Tuesday, January 8, 2008

Coming into Jerusalem, we hopped a bus heading for the Damascus Gate.








It was December 23rd, apparently a pretty high traffic day in Jerusalem. The last day of the Islamic Eid and the beginning of some thick Christian inflow. We had a booking in the 7 Arches Hotel which they lost, which didn't surprise either one of us at all. The hotel had the ambiance of an institution like, say, the Department of State in D.C. Perched on the top of Mount Olive, where somewhere in the bible it says the Angels go for vacation, it commands a splendid view of Jerusalem. This is totally true.










What they don't tell you is that there are 197 rooms and only 7 enjoy this view. Those seven are all booked. They also don't mention that the comforters on the bed are so worn the frigging cotton is drooling through the liner. Threadbare. Before I get a chance to see what kind of holy book is in the drawer, Ann peels out of the room and back down the hall, the afterimage of her approbation momentarily burned into my retinas.

We check into the Ambassador, there is no holy book in the drawer.

From here it is a 15 minute walk past the American Colony Hotel to the walled part of Jerusalem. Five out of six world religions agree: This is the part where a lot of significant events occurred. Stuff like the 14 stations of the cross.






We walked by most of these stations but surprise! There is some argument about where they are between protestants and Catholics.

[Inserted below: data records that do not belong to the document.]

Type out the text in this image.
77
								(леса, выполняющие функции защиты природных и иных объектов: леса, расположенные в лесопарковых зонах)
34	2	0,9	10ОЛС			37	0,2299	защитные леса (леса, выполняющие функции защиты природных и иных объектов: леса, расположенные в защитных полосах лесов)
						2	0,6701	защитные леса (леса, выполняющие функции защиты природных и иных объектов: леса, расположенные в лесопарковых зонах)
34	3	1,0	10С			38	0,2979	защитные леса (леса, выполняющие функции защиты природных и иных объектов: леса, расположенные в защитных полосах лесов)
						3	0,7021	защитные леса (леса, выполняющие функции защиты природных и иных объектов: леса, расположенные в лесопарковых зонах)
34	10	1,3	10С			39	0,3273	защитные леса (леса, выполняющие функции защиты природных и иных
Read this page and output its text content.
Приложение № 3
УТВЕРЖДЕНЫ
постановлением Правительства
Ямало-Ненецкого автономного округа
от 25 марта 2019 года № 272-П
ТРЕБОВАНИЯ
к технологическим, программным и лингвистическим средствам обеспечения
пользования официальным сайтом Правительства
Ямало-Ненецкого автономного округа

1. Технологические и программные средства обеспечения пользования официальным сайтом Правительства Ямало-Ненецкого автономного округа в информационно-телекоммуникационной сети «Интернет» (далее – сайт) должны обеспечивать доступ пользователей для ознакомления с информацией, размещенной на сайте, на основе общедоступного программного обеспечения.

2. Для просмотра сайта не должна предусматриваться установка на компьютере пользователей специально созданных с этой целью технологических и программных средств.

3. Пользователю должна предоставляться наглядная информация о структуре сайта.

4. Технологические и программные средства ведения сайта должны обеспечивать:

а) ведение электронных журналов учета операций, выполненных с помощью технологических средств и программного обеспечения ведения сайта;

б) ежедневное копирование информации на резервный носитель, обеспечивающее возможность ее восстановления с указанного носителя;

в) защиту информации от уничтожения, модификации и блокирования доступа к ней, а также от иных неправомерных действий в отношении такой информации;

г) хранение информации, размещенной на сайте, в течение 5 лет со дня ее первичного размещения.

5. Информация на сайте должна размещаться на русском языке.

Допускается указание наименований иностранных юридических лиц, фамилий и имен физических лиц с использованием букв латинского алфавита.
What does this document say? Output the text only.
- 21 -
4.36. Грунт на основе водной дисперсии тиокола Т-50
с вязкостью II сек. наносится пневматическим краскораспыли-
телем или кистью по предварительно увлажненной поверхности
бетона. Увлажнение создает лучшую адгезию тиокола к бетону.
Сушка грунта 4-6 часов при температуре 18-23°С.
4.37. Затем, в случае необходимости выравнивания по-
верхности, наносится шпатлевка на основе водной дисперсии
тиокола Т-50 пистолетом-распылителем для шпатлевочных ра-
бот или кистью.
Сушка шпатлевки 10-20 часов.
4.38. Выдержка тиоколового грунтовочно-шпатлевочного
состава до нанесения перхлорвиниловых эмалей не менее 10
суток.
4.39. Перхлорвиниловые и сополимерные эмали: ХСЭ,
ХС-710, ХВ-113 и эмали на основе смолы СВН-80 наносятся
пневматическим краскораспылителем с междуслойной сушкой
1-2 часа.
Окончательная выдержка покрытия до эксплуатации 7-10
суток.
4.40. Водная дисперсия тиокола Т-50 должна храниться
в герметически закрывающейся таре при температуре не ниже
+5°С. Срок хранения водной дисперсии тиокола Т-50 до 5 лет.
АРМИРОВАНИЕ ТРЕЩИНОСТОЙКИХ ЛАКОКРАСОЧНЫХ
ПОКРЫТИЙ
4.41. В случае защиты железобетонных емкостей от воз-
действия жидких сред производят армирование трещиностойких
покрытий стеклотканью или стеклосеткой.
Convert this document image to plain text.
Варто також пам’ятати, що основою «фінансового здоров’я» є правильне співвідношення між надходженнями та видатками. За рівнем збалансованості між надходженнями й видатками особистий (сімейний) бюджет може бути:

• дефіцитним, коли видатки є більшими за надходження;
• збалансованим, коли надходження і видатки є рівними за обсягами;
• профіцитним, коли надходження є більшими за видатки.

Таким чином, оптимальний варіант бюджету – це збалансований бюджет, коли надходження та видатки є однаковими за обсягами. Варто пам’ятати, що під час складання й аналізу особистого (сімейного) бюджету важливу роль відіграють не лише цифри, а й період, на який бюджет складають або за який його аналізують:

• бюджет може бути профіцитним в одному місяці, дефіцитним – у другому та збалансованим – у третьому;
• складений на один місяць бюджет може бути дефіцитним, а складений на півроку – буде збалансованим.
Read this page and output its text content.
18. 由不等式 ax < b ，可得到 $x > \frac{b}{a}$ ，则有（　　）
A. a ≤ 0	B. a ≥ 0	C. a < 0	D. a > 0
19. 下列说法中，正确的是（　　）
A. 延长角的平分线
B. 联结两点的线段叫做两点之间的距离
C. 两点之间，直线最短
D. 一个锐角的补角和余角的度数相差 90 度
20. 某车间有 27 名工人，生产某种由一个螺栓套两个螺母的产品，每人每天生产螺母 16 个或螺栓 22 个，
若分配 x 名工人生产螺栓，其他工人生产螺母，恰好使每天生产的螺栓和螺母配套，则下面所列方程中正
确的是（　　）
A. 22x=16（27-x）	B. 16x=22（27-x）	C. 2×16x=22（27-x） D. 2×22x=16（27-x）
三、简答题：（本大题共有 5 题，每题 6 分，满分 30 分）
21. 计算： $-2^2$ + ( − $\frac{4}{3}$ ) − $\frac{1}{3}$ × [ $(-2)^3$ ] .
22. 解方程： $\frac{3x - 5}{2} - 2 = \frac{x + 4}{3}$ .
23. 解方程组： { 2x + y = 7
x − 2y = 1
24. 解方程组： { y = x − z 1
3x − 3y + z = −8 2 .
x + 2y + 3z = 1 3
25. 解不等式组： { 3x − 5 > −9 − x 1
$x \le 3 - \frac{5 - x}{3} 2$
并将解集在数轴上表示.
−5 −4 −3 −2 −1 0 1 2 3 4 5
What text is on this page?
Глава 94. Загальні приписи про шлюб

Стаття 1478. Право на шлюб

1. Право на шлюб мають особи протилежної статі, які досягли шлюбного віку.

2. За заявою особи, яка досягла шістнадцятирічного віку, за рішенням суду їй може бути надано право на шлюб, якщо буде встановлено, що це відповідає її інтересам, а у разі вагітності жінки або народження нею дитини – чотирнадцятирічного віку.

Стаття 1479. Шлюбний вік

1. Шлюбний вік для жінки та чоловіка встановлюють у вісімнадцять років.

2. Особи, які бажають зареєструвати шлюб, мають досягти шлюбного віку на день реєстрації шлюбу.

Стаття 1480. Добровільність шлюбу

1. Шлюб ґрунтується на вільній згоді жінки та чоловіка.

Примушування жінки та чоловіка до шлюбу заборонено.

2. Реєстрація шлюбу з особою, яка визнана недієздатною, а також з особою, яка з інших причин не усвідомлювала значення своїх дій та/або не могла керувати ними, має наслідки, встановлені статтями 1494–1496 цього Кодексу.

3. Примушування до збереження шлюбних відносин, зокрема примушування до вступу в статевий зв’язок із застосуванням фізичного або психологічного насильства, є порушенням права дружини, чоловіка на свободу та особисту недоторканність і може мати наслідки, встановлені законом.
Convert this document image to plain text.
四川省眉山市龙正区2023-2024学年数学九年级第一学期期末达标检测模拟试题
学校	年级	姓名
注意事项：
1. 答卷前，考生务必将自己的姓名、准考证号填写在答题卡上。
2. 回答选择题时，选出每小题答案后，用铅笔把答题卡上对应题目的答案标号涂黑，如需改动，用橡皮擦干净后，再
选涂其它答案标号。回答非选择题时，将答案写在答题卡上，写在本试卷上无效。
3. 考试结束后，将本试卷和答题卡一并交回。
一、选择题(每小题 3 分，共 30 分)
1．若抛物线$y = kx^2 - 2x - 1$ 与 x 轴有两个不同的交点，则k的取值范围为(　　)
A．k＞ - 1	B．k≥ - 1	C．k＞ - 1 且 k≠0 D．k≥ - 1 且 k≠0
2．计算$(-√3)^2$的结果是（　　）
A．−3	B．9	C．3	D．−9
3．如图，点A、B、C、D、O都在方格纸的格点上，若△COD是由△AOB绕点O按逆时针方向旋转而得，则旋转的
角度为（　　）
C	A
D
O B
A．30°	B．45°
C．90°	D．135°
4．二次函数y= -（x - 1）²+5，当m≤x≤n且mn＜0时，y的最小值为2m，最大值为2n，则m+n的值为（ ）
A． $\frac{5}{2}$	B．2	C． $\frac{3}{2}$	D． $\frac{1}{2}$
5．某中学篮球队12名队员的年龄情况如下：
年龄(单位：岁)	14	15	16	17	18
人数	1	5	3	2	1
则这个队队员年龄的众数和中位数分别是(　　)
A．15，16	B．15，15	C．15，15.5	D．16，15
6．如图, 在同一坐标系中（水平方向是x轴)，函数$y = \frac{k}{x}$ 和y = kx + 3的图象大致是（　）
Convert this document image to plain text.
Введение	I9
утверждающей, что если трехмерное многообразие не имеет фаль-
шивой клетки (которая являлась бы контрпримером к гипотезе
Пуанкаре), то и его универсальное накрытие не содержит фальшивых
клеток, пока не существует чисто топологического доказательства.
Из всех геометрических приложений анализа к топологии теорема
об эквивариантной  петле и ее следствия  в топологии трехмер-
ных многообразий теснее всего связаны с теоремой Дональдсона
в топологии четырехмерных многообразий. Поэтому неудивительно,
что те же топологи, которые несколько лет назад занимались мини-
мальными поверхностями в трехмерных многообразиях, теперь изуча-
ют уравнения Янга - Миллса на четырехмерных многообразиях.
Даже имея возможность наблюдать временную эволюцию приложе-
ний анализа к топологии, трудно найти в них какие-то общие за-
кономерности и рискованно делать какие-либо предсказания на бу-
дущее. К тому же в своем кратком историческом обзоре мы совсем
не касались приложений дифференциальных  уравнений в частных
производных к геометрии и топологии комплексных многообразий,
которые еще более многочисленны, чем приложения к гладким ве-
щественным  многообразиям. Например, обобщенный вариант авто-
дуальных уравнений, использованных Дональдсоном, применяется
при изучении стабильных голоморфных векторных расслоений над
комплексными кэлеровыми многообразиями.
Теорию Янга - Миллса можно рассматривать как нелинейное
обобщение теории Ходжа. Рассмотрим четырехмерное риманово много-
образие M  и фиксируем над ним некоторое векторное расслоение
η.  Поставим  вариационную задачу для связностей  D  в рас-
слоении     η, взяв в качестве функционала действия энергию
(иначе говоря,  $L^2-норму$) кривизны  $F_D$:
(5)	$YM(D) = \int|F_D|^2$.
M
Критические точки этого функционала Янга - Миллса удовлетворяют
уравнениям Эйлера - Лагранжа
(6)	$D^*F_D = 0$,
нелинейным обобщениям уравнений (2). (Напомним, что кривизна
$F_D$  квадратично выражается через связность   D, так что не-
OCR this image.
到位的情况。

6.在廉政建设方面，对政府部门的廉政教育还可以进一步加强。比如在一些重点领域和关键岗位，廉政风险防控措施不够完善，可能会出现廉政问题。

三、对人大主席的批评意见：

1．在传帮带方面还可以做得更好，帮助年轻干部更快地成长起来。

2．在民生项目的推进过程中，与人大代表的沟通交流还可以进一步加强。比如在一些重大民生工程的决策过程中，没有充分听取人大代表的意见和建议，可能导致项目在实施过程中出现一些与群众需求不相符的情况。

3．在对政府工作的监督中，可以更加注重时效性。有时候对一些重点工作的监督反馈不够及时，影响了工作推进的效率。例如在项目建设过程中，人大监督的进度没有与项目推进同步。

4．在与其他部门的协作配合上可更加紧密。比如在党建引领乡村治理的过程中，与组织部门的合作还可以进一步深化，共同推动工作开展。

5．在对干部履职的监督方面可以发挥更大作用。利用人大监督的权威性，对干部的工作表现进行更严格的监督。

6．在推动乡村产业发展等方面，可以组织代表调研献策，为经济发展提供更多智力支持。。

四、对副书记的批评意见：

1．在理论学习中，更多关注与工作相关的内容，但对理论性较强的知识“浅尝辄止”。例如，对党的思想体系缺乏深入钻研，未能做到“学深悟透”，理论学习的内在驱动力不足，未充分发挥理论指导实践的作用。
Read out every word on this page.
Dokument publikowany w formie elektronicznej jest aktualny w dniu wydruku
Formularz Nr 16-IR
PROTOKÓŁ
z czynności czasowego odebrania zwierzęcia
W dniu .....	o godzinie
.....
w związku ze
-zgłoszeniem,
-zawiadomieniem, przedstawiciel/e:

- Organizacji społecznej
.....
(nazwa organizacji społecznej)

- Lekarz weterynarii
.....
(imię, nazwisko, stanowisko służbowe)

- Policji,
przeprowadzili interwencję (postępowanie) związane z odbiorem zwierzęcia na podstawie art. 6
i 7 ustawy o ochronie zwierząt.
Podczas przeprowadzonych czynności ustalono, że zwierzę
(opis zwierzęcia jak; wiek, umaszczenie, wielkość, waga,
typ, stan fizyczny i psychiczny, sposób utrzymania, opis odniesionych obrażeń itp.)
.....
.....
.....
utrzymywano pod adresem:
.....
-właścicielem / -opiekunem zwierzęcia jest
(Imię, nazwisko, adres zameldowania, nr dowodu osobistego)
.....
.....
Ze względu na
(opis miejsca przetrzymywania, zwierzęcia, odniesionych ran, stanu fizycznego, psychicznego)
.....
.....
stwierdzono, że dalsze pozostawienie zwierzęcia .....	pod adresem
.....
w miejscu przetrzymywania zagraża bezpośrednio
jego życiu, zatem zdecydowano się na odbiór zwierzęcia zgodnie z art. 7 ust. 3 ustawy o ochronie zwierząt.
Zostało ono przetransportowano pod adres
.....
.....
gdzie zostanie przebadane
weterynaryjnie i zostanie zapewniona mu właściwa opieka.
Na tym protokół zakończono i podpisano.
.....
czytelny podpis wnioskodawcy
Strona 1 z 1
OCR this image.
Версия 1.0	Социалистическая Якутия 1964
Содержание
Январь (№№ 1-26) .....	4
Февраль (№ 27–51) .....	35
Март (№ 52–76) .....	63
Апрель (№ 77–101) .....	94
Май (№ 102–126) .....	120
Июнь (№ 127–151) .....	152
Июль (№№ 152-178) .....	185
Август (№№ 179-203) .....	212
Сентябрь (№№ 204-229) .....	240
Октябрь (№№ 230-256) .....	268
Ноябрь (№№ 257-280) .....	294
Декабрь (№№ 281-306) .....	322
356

Wouldn't it have been cool to go to every station and take a picture of one of us posed there? Wouldn't it have been cool if we even walked to every station and considered for a moment what happened there? Yeah probably. We got to some:

Across from the first station:




Near the second:




I was surprised by how many people spoke Arabic in Jerusalem. In the taxis, for instance, we had 9 Arab taxi drivers the whole time we were there and 1 Israeli taxi driver.